Now that Anthony Weiner, the awkwardly-named former congressman, has declared his intentions to run for mayor of New York, joke writers in Hollywood have been seen dancing in the streets. Even I, your fearless blogger, couldn’t resist getting in on the fun yesterday with several headline suggestions for this morning’s New York Times, the best of which was…ELECTILE DYSFUNCTION.

But on a serious note, Weiner’s candidacy won’t exactly go down as one of democracy’s finer moments. It says something depressing about our culture when someone caught sending photographs of his manhood to young women, not his wife, then lying about it, would imagine himself fit for the honor of leading one of America’s greatest cities. Then again, it IS New York. Imagine the death blow that this sort of thing would have been to a Ronald Reagan, or Jimmy Carter? Try to imagine Franklin Roosevelt running for President after something like this?

I suppose that this slippery slope was greased by Bubba Clinton and the blue dress. That Bill Clinton, a mere 15 years after receiving oral sex from a 21 year old intern in the Oval Office would win an award for father-of-the-year, stands as testimony to the American people’s capacity for forgiveness. But in Weiner’s case, it’s only been a couple of years. But, it IS New York. Still, what does it say about the size of Weiner’s massive... er...ego that he would think himself so terribly indispensable, so valuable a public talent, that even fondling himself on the internet isn’t enough of a personal failing to keep him from public office. Somewhere, old Wilbur Mills is turning over in his grave. You remember Wilbur, right? He was the powerful Democratic congressman from Arkansas( what’s the deal with Arkansas?), chairman of the Ways and Means committee, who was caught cavorting with an Argentine stripper named Fannie Foxe, who upon being pulled over by a cop for drunk driving, jumped into the tidal pool, leaving poor Wilbur alone behind the wheel. It was quite the scandal at the time, eventually forcing Wilbur from office and into AA. Today, this sort of thing would be a resume enhancement. I miss politicians with names like “Wilbur”.

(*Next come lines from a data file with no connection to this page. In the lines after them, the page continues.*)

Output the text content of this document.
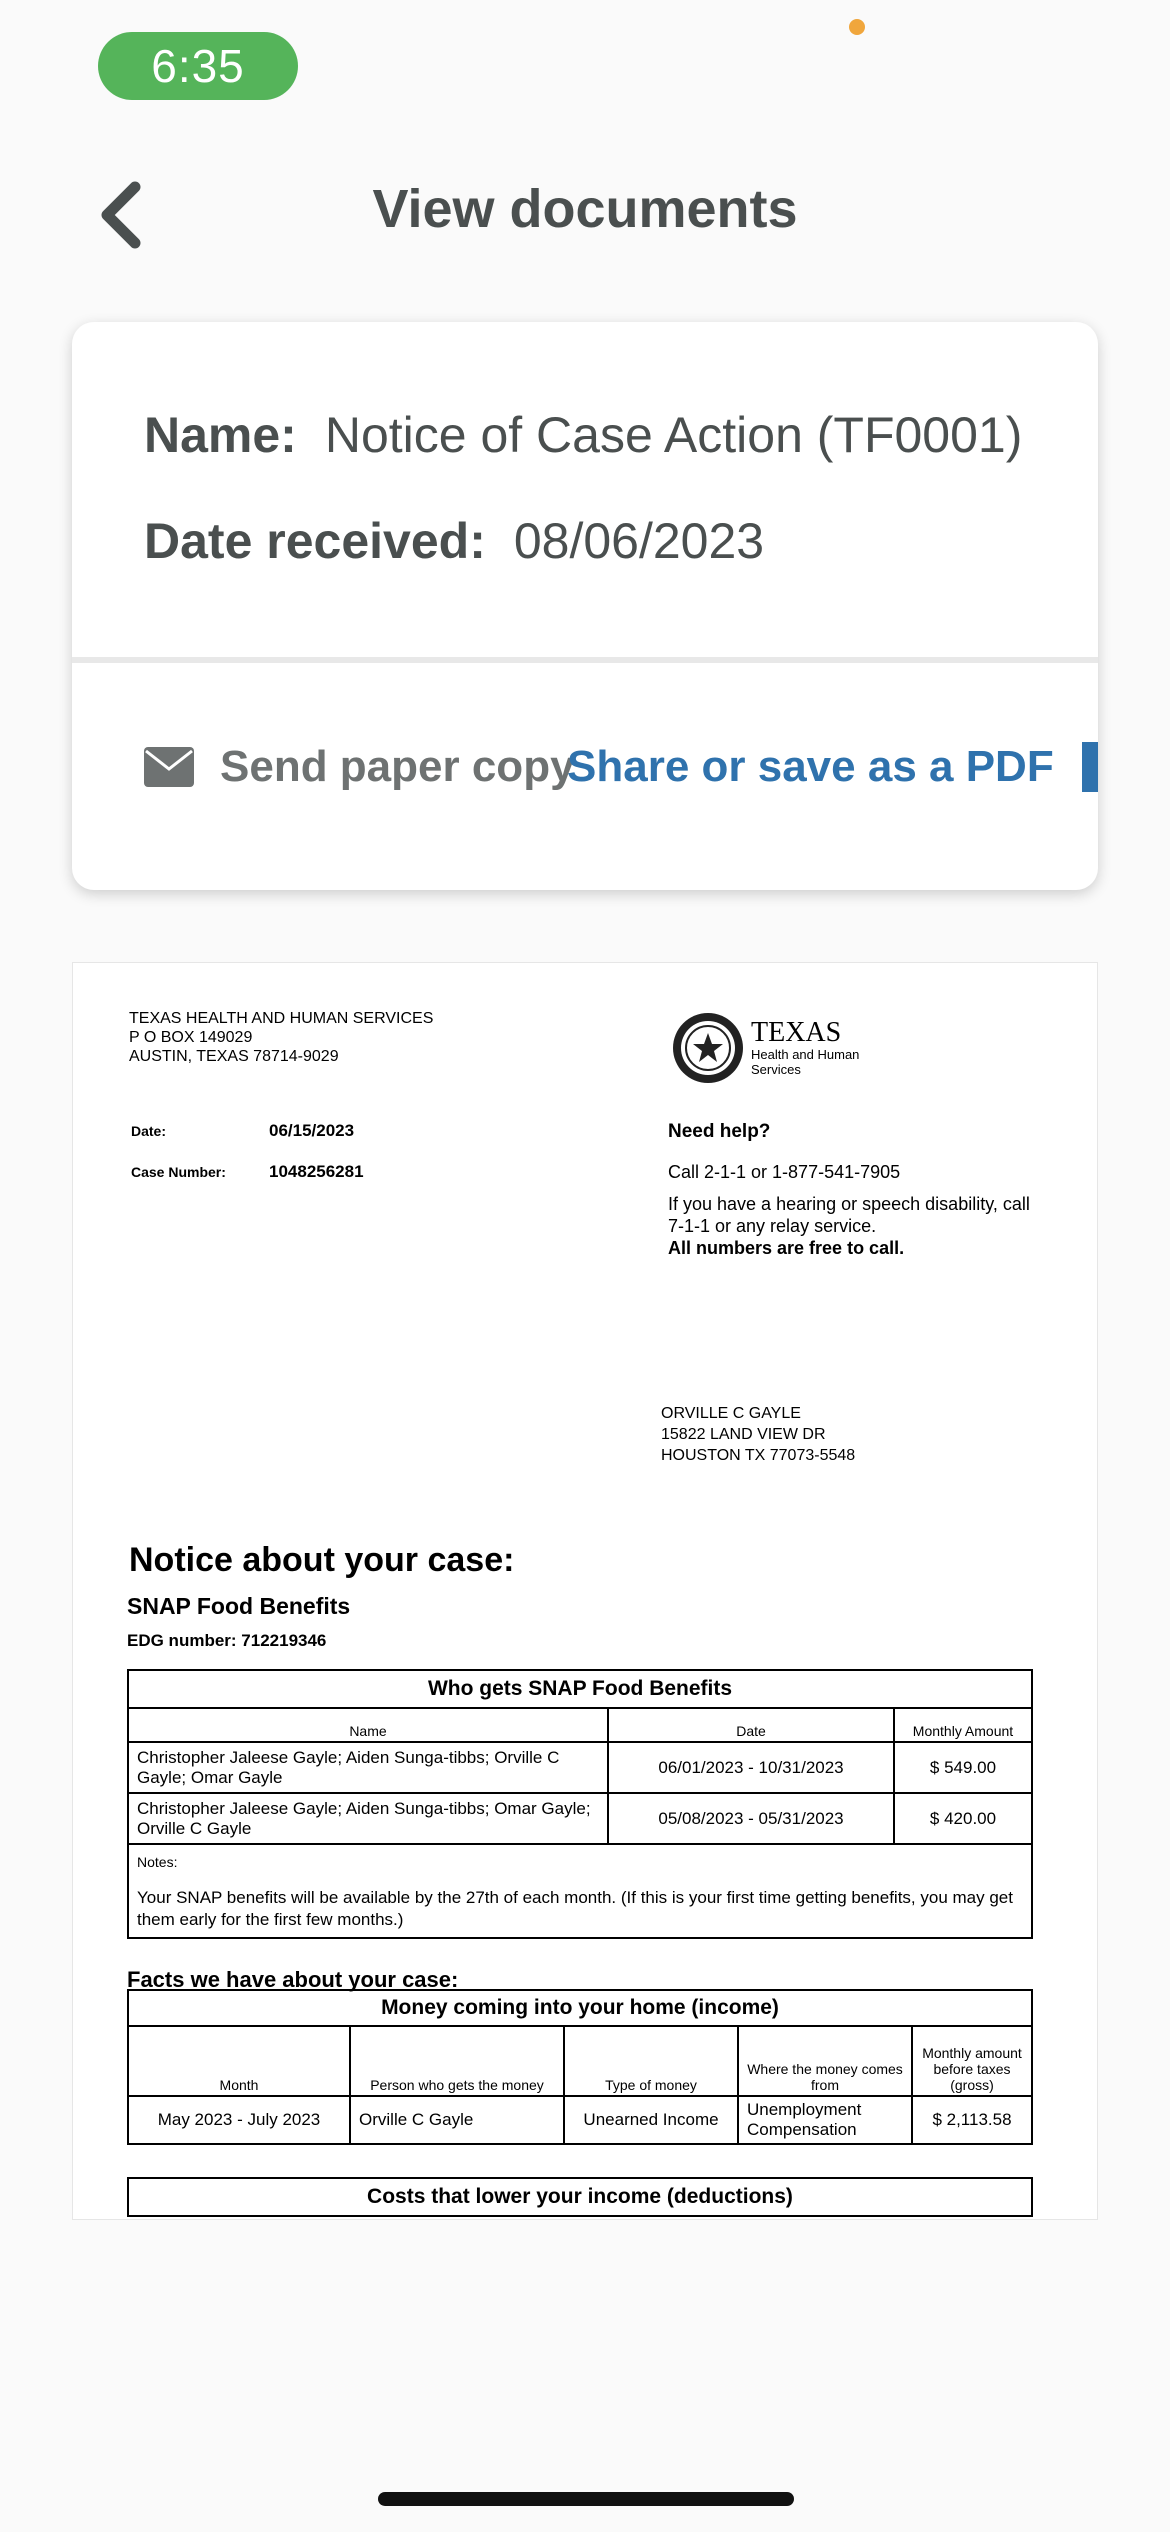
6:35
View documents
Name: Notice of Case Action (TF0001)
Date received: 08/06/2023
Send paper copy
Share or save as a PDF
TEXAS HEALTH AND HUMAN SERVICES
P O BOX 149029
AUSTIN, TEXAS 78714-9029
TEXAS
Health and Human
Services
Date:	06/15/2023
Case Number:	1048256281
Need help?
Call 2-1-1 or 1-877-541-7905
If you have a hearing or speech disability, call 7-1-1 or any relay service.
All numbers are free to call.
ORVILLE C GAYLE
15822 LAND VIEW DR
HOUSTON TX 77073-5548
Notice about your case:
SNAP Food Benefits
EDG number: 712219346
Who gets SNAP Food Benefits		
Name	Date	Monthly Amount
Christopher Jaleese Gayle; Aiden Sunga-tibbs; Orville C Gayle; Omar Gayle	06/01/2023 - 10/31/2023	$ 549.00
Christopher Jaleese Gayle; Aiden Sunga-tibbs; Omar Gayle; Orville C Gayle	05/08/2023 - 05/31/2023	$ 420.00

Notes:
Your SNAP benefits will be available by the 27th of each month. (If this is your first time getting benefits, you may get them early for the first few months.)		
Facts we have about your case:
Money coming into your home (income)				
Month	Person who gets the money	Type of money	Where the money comes from	Monthly amount before taxes (gross)
May 2023 - July 2023	Orville C Gayle	Unearned Income	Unemployment Compensation	$ 2,113.58
Costs that lower your income (deductions)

So, the Weiner campaign will be fun to watch, summer entertainment, as it were. I will try to resist double-entendre-ing you to death between now and November, but not today…..

After yesterday’s Facebook fun at Mr. Weiner’s expense, I received an e-mail from an old friend of mine who lives in New York. He’s actually working with the Weiner campaign, and was very upset with my posts. My friend, Dick Johnson, wrote to remind me that the congressman has already made a pubic apology. He has put the thing behind him, and has every intention of becoming the next mayor of New York. He plans to make an aggressive push to penetrate the female demographic. One of his themes will be reform of the penal code. Although Weiner has the fighting personality of a boxer, he has no brief against the legitimate back and forth of politics; however, he will refuse to answer questions about his personal life, determined as he is to prevent things getting… out of hand.